BREAKING NEWS: The Roman Catholic admits they chnaged the Sabbath
How does the Papal Church say they should deal with heretics?
“A heretic merits the pains of fire....By the Gospel, the canons, civil law, and custom, heretics must be burned.” — The American Textbook of Popery, p 164 (quoting from the “Directory for the Inquisitors”).
What does it mean that this beast would change God’s law?
We saw earlier that Daniel 7:25 says that this beast power would change the law of God. Did the Roman Catholic Church change God’s law and so meet this criteria? Does the Pope believe he can change the law of God?
“The Pope is of great authority and power, that he is able to modify, declare, or interpret even divine laws. The Pope can modify divine law, since his power is not of man, but of God, and he acts as vicegerent of God upon earth...” — Lucius Ferraris, in “Prompta Bibliotheca Canonica, Juridica, Moralis, Theologica, Ascetica, Polemica, Rubristica, Historica”, Volume V, article on “Papa, Article II”, titled “Concerning the extent of Papal dignity, authority, or dominion and infallibility”, #30, published in Petit-Montrouge (Paris) by J. P. Migne, 1858 edition.

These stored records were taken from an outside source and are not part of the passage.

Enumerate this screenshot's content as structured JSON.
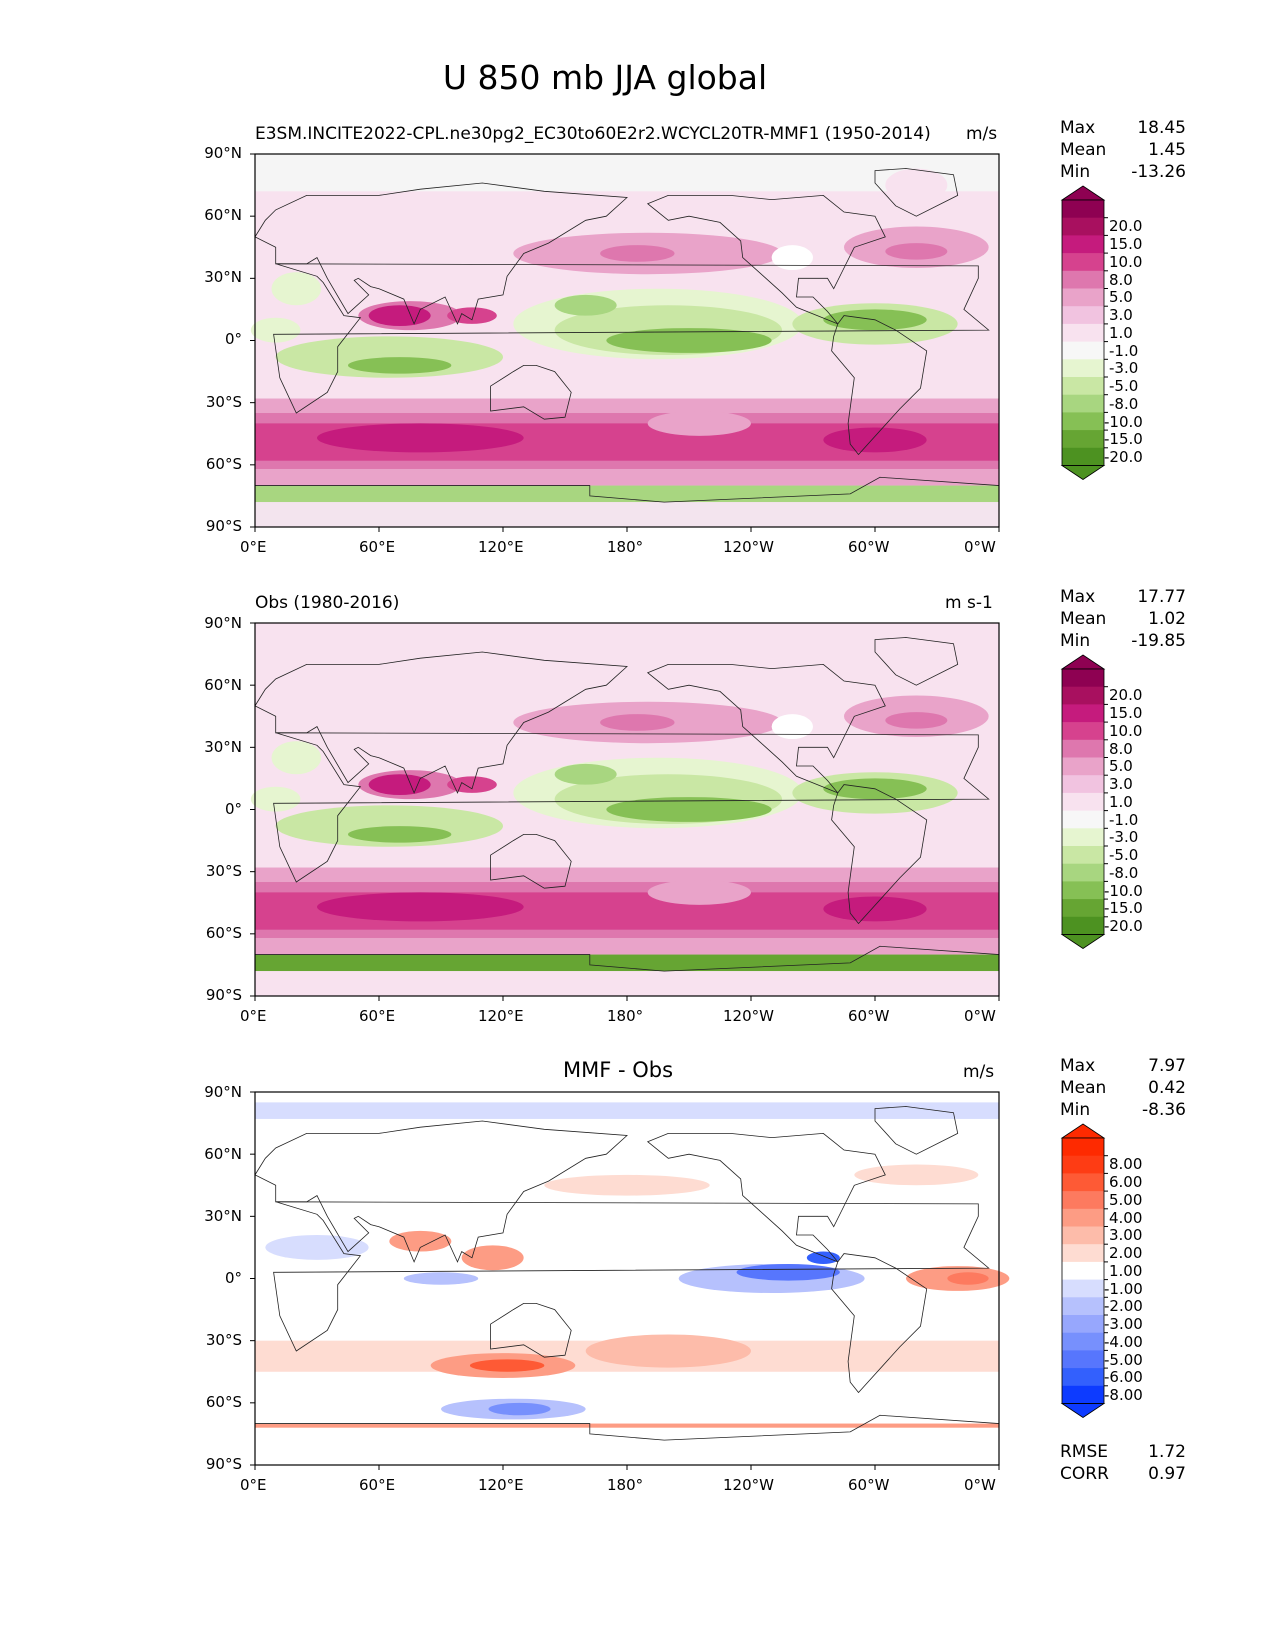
{
  "title": "U 850 mb JJA global",
  "lat_ticks": [
    "90°N",
    "60°N",
    "30°N",
    "0°",
    "30°S",
    "60°S",
    "90°S"
  ],
  "lon_ticks": [
    "0°E",
    "60°E",
    "120°E",
    "180°",
    "120°W",
    "60°W",
    "0°W"
  ],
  "panels": [
    {
      "left_title": "E3SM.INCITE2022-CPL.ne30pg2_EC30to60E2r2.WCYCL20TR-MMF1 (1950-2014)",
      "center_title": "",
      "units": "m/s",
      "stats": {
        "max_label": "Max",
        "max": "18.45",
        "mean_label": "Mean",
        "mean": "1.45",
        "min_label": "Min",
        "min": "-13.26"
      },
      "colorbar_labels": [
        "20.0",
        "15.0",
        "10.0",
        "8.0",
        "5.0",
        "3.0",
        "1.0",
        "-1.0",
        "-3.0",
        "-5.0",
        "-8.0",
        "-10.0",
        "-15.0",
        "-20.0"
      ]
    },
    {
      "left_title": "Obs (1980-2016)",
      "center_title": "",
      "units": "m s-1",
      "stats": {
        "max_label": "Max",
        "max": "17.77",
        "mean_label": "Mean",
        "mean": "1.02",
        "min_label": "Min",
        "min": "-19.85"
      },
      "colorbar_labels": [
        "20.0",
        "15.0",
        "10.0",
        "8.0",
        "5.0",
        "3.0",
        "1.0",
        "-1.0",
        "-3.0",
        "-5.0",
        "-8.0",
        "-10.0",
        "-15.0",
        "-20.0"
      ]
    },
    {
      "left_title": "",
      "center_title": "MMF - Obs",
      "units": "m/s",
      "stats": {
        "max_label": "Max",
        "max": "7.97",
        "mean_label": "Mean",
        "mean": "0.42",
        "min_label": "Min",
        "min": "-8.36"
      },
      "colorbar_labels": [
        "8.00",
        "6.00",
        "5.00",
        "4.00",
        "3.00",
        "2.00",
        "1.00",
        "-1.00",
        "-2.00",
        "-3.00",
        "-4.00",
        "-5.00",
        "-6.00",
        "-8.00"
      ],
      "metrics": {
        "rmse_label": "RMSE",
        "rmse": "1.72",
        "corr_label": "CORR",
        "corr": "0.97"
      }
    }
  ],
  "colors": {
    "pos_scale": [
      "#8e0152",
      "#c51b7d",
      "#d6428e",
      "#de77ae",
      "#e9a3c9",
      "#f1c3e0",
      "#f8e2ef",
      "#f7f7f7"
    ],
    "neg_scale": [
      "#f7f7f7",
      "#e6f5d0",
      "#c9e7a4",
      "#a8d680",
      "#86c055",
      "#66a533",
      "#4d9221",
      "#276419"
    ],
    "diff_pos": [
      "#fe2a00",
      "#fe5a35",
      "#fd7a5f",
      "#fd9c84",
      "#fdbcaa",
      "#fedcd2",
      "#ffffff"
    ],
    "diff_neg": [
      "#ffffff",
      "#d7ddfe",
      "#b6c1fd",
      "#97a7fd",
      "#7790fd",
      "#5776fd",
      "#3360fd",
      "#0d3bff"
    ]
  }
}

“We may according to the fullness of our power, dispose of the law and dispense above the law. Those whom the Pope of Rome doth separate, it is not a man that separates them but God. For the Pope holdeth place on earth, not simply of a man but of the true God....dissolves, not by human but rather by divine authority....I am in all and above all, so that God Himself and I, the vicar of God, hath both one consistory, and I am able to do almost all that God can do...Wherefore, no marvel, if it be in my power to dispense with all things, yea with the precepts of Christ.” — Decretales Domini Gregori ix Translatione Episcoporum, (on the Transference of Bishops), title 7, chapter 3; Corpus Juris Canonice (2nd Leipzig ed., 1881), col. 99; (Paris, 1612), tom. 2, Decretales, col. 205 (while Innocent III was Pope).
What law did the beast change and by whose authority?
In 1562 the Archbishop of Reggio openly declared that tradition now stood above scripture. This is what he wrote. “The authority of the Church is illustrated most clearly by the scriptures, for on one hand she recommends them, declares them to be divine, and offers them to us to be read, and on the other hand, the legal precepts in the scriptures taught by the Lord have ceased by virtue of the same authority. The Sabbath, the most glorious day in the law, has been changed into the Lord’s day. These and other similar matters have not ceased by virtue of Christ’s teaching (for He says that He has come to fulfill the law, not to destroy it), but they have been changed by the authority of the Church.” — Gaspare de Posso, Archbishop of Reggio, Council of Trent.
In the Roman Catholic Catechism we also find the following questions and answers in regards the Sabbath:
Question: Which day is the Sabbath day?
Answer: Saturday is the Sabbath day.
Question: Why do we observe Sunday instead of Saturday?
Answer: We observe Sunday instead of Saturday because the Catholic Church in the council of Laodicea (A.D. 364), transferred the solemnity from Saturday to Sunday. — Rev. Peter Geiermann, C.S.S.R., The Convert’s Catechism of Catholic Doctrine, p. 50, 3rd edition, 1957.